In the healthcare sector alone, recent cases of these concerns have arisen in relation to genetic testing and precision medicine, genome-editing, transcranial direct current stimulation, mobile health (mHealth) and wearable technologies (currently under review, inter alia, in the US, UK and Australia), glucose optical tracking, and medical data storage and sharing technologies. Readers are likely familiar with the cases of 23andMe, who received authorisation by the US Food and Drug Administration to market its genetic tests for disease risk assessment to consumers in April 2017, and of the genome-editing technology CRISPR/Cas9, whose related patents are currently being litigated in the US (US Court of Appeals for the Federal Circuit, Appeal No. 2017-1907), for issues of interference, and before the European Patent Office, for issues of priority. It is sufficient to browse through the apps on our smartphones to glimpse the extent to which health data are collected through embedded sensors, connected wearable devices or direct input (see, for a recognition of this trend, the 21st Century Cures Act in the US), and stored in proprietary apps, with limited data-sharing capabilities.

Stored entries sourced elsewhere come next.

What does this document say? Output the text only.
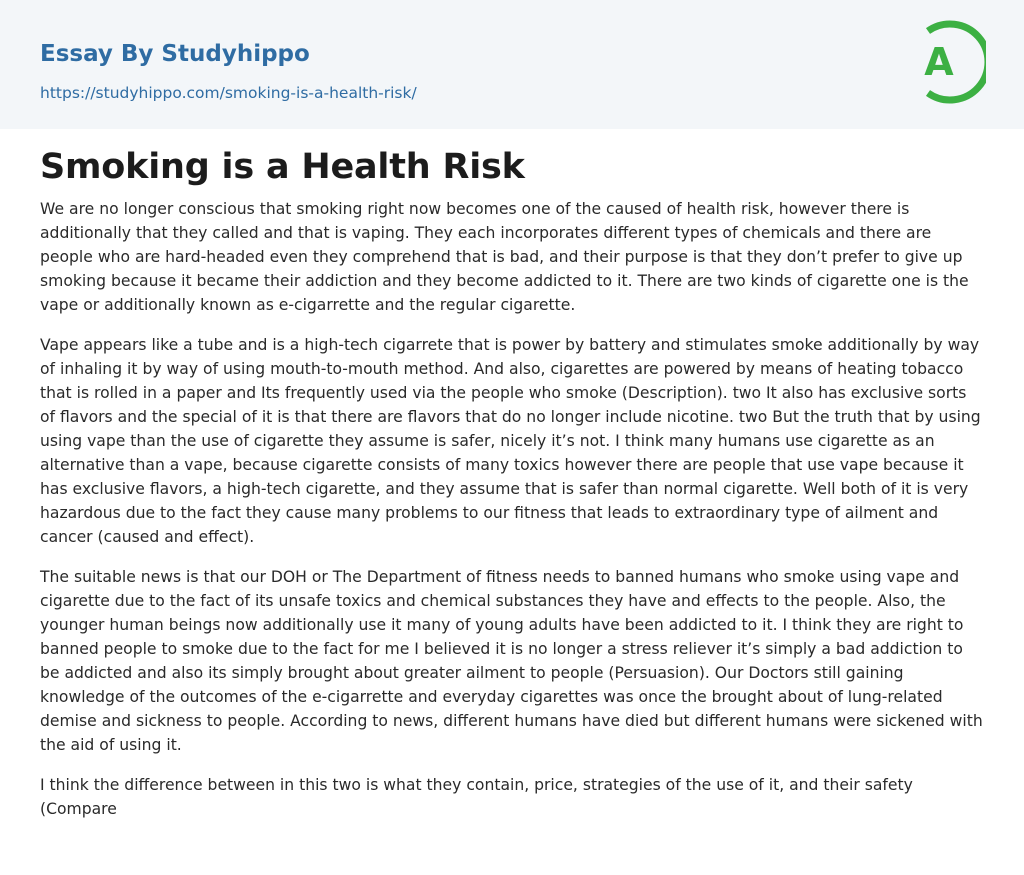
Essay By Studyhippo
https://studyhippo.com/smoking-is-a-health-risk/
A
Smoking is a Health Risk

We are no longer conscious that smoking right now becomes one of the caused of health risk, however there is additionally that they called and that is vaping. They each incorporates different types of chemicals and there are people who are hard-headed even they comprehend that is bad, and their purpose is that they don’t prefer to give up smoking because it became their addiction and they become addicted to it. There are two kinds of cigarette one is the vape or additionally known as e-cigarrette and the regular cigarette.

Vape appears like a tube and is a high-tech cigarrete that is power by battery and stimulates smoke additionally by way of inhaling it by way of using mouth-to-mouth method. And also, cigarettes are powered by means of heating tobacco that is rolled in a paper and Its frequently used via the people who smoke (Description). two It also has exclusive sorts of flavors and the special of it is that there are flavors that do no longer include nicotine. two But the truth that by using using vape than the use of cigarette they assume is safer, nicely it’s not. I think many humans use cigarette as an alternative than a vape, because cigarette consists of many toxics however there are people that use vape because it has exclusive flavors, a high-tech cigarette, and they assume that is safer than normal cigarette. Well both of it is very hazardous due to the fact they cause many problems to our fitness that leads to extraordinary type of ailment and cancer (caused and effect).

The suitable news is that our DOH or The Department of fitness needs to banned humans who smoke using vape and cigarette due to the fact of its unsafe toxics and chemical substances they have and effects to the people. Also, the younger human beings now additionally use it many of young adults have been addicted to it. I think they are right to banned people to smoke due to the fact for me I believed it is no longer a stress reliever it’s simply a bad addiction to be addicted and also its simply brought about greater ailment to people (Persuasion). Our Doctors still gaining knowledge of the outcomes of the e-cigarrette and everyday cigarettes was once the brought about of lung-related demise and sickness to people. According to news, different humans have died but different humans were sickened with the aid of using it.

I think the difference between in this two is what they contain, price, strategies of the use of it, and their safety (Compare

As far back as 1998, a report of the Organisation for Economic Co-Operation and Development (OECD), entitled ‘21st Century Technologies: Promises and Perils of a Dynamic Future’ (OECD Publishing 1998), highlighted the key role played by information-sharing and knowledge spillovers in promoting socio-technical breakthroughs. The increased focus on standardisation, which features prominently in the legislative and political agenda of the EU and US, and the stronger emphasis placed globally on the intersections of competition and intellectual property rights, sought to address such concerns, with partial success. These attempts have proved fruitful in redressing imbalances in mature technologies, failing instead to shift the exclusionary approach that is typical of infant industries and technologies. Similarly, ancillary rules on data protection (including data portability, security and unauthorised disclosure), regulatory approval, interoperability and consumer protection seem to be struggling to cope with disruptive technological changes, especially where traditional applicability requirements such as stability (for regulatory approval) and dominance (for interoperability) are replaced by dynamicity and fragmentation.

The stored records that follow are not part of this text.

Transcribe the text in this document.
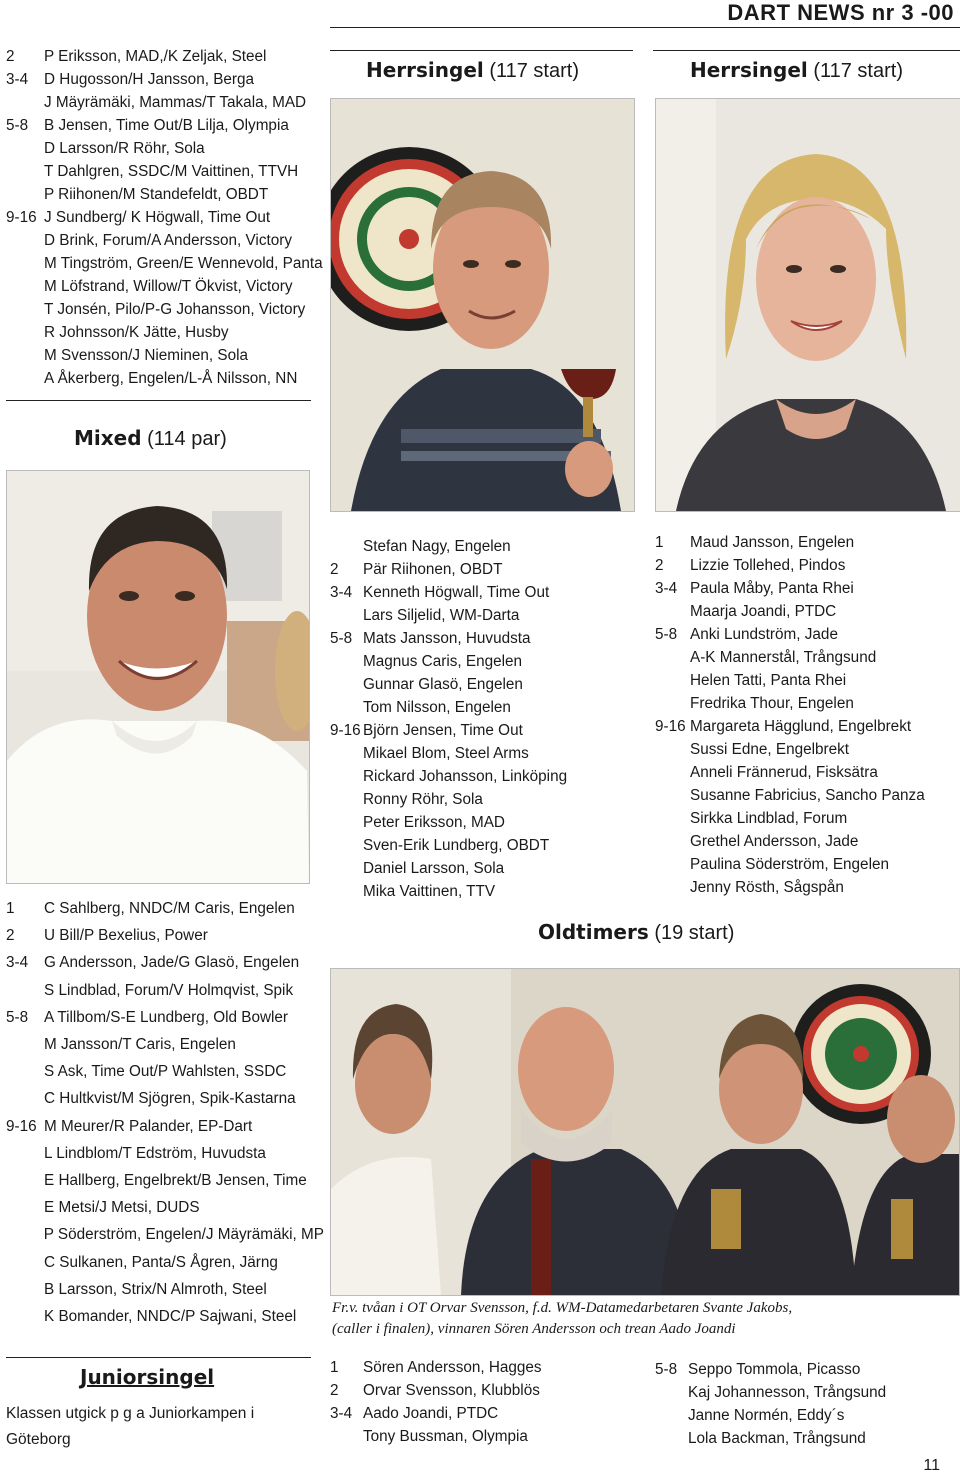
DART NEWS nr 3 -00
2	P Eriksson, MAD,/K Zeljak, Steel
3-4	D Hugosson/H Jansson, Berga
J Mäyrämäki, Mammas/T Takala, MAD
5-8	B Jensen, Time Out/B Lilja, Olympia
D Larsson/R Röhr, Sola
T Dahlgren, SSDC/M Vaittinen, TTVH
P Riihonen/M Standefeldt, OBDT
9-16 J Sundberg/ K Högwall, Time Out
D Brink, Forum/A Andersson, Victory
M Tingström, Green/E Wennevold, Panta
M Löfstrand, Willow/T Ökvist, Victory
T Jonsén, Pilo/P-G Johansson, Victory
R Johnsson/K Jätte, Husby
M Svensson/J Nieminen, Sola
A Åkerberg, Engelen/L-Å Nilsson, NN
Mixed (114 par)
1	C Sahlberg, NNDC/M Caris, Engelen
2	U Bill/P Bexelius, Power
3-4	G Andersson, Jade/G Glasö, Engelen
S Lindblad, Forum/V Holmqvist, Spik
5-8	A Tillbom/S-E Lundberg, Old Bowler
M Jansson/T Caris, Engelen
S Ask, Time Out/P Wahlsten, SSDC
C Hultkvist/M Sjögren, Spik-Kastarna
9-16 M Meurer/R Palander, EP-Dart
L Lindblom/T Edström, Huvudsta
E Hallberg, Engelbrekt/B Jensen, Time
E Metsi/J Metsi, DUDS
P Söderström, Engelen/J Mäyrämäki, MP
C Sulkanen, Panta/S Ågren, Järng
B Larsson, Strix/N Almroth, Steel
K Bomander, NNDC/P Sajwani, Steel
Juniorsingel
Klassen utgick p g a Juniorkampen i
Göteborg
Herrsingel (117 start)	Herrsingel (117 start)
Stefan Nagy, Engelen
2	Pär Riihonen, OBDT
3-4 Kenneth Högwall, Time Out
Lars Siljelid, WM-Darta
5-8 Mats Jansson, Huvudsta
Magnus Caris, Engelen
Gunnar Glasö, Engelen
Tom Nilsson, Engelen
9-16 Björn Jensen, Time Out
Mikael Blom, Steel Arms
Rickard Johansson, Linköping
Ronny Röhr, Sola
Peter Eriksson, MAD
Sven-Erik Lundberg, OBDT
Daniel Larsson, Sola
Mika Vaittinen, TTV
1	Maud Jansson, Engelen
2	Lizzie Tollehed, Pindos
3-4 Paula Måby, Panta Rhei
Maarja Joandi, PTDC
5-8 Anki Lundström, Jade
A-K Mannerstål, Trångsund
Helen Tatti, Panta Rhei
Fredrika Thour, Engelen
9-16 Margareta Hägglund, Engelbrekt
Sussi Edne, Engelbrekt
Anneli Frännerud, Fisksätra
Susanne Fabricius, Sancho Panza
Sirkka Lindblad, Forum
Grethel Andersson, Jade
Paulina Söderström, Engelen
Jenny Rösth, Sågspån
Oldtimers (19 start)
Fr.v. tvåan i OT Orvar Svensson, f.d. WM-Datamedarbetaren Svante Jakobs,
(caller i finalen), vinnaren Sören Andersson och trean Aado Joandi
1	Sören Andersson, Hagges
2	Orvar Svensson, Klubblös
3-4 Aado Joandi, PTDC
Tony Bussman, Olympia
5-8 Seppo Tommola, Picasso
Kaj Johannesson, Trångsund
Janne Normén, Eddy´s
Lola Backman, Trångsund
11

Assessing the effects of the rigidity of the legal framework and its slow evolution vis-à-vis rapid technological changes requires a hypothetical analysis of potential strategic R&D choices that would in fact be influenced by a myriad of factors. However, there is growing endogenous evidence, within multiple industries, that the growth of infant technologies requires a new legal paradigm, characterised by an increased level of openness. This shift suggests the adoption of a broader definition of open innovation, focused not only on the sharing of technological breakthroughs, but also on the sharing of data and models within the industry, as well as with consumers, authorities and other interested third parties.
The centrality of open standards and interoperability in the growth of new technologies is also underlined by numerous examples of industry-led initiatives, which range from the new Open Neural Network Exchange Format initiative (, a community project started by Facebook and Microsoft to create an open ecosystem to represent deep learning models, to the open licensing commitments made by Tesla for autonomous vehicles technologies, to the Alliance for Open Media (AOM) dedicated to the development of next-generation ultra-high definition video formats.
The potential for revolutionary technologies to change the way we live and work depends, to a significant extent, on their ability to communicate with each other, to integrate and interact (any reader who has ever attempted to buy connected devices for her home, eg smart speakers or connected lightbulbs, has likely experienced this). Further, the investments needed to complete the initial development and deployment of such technologies require some form of collaboration and sharing, a principle usually acknowledged only after extensive litigation ending in inevitable cross-licensing. Finally, the evolution of the legal framework applied to such technologies depends on the sharing of data on their functioning and use with the relevant authorities (eg see the US FDA’s precertification program for digital health software) and the public (eg through explicit identification of the limitations of the technologies involved and clear rules on potential legal liabilities). In a time of revolutionary technological leaps, are we ready for revolutionary legal reforms?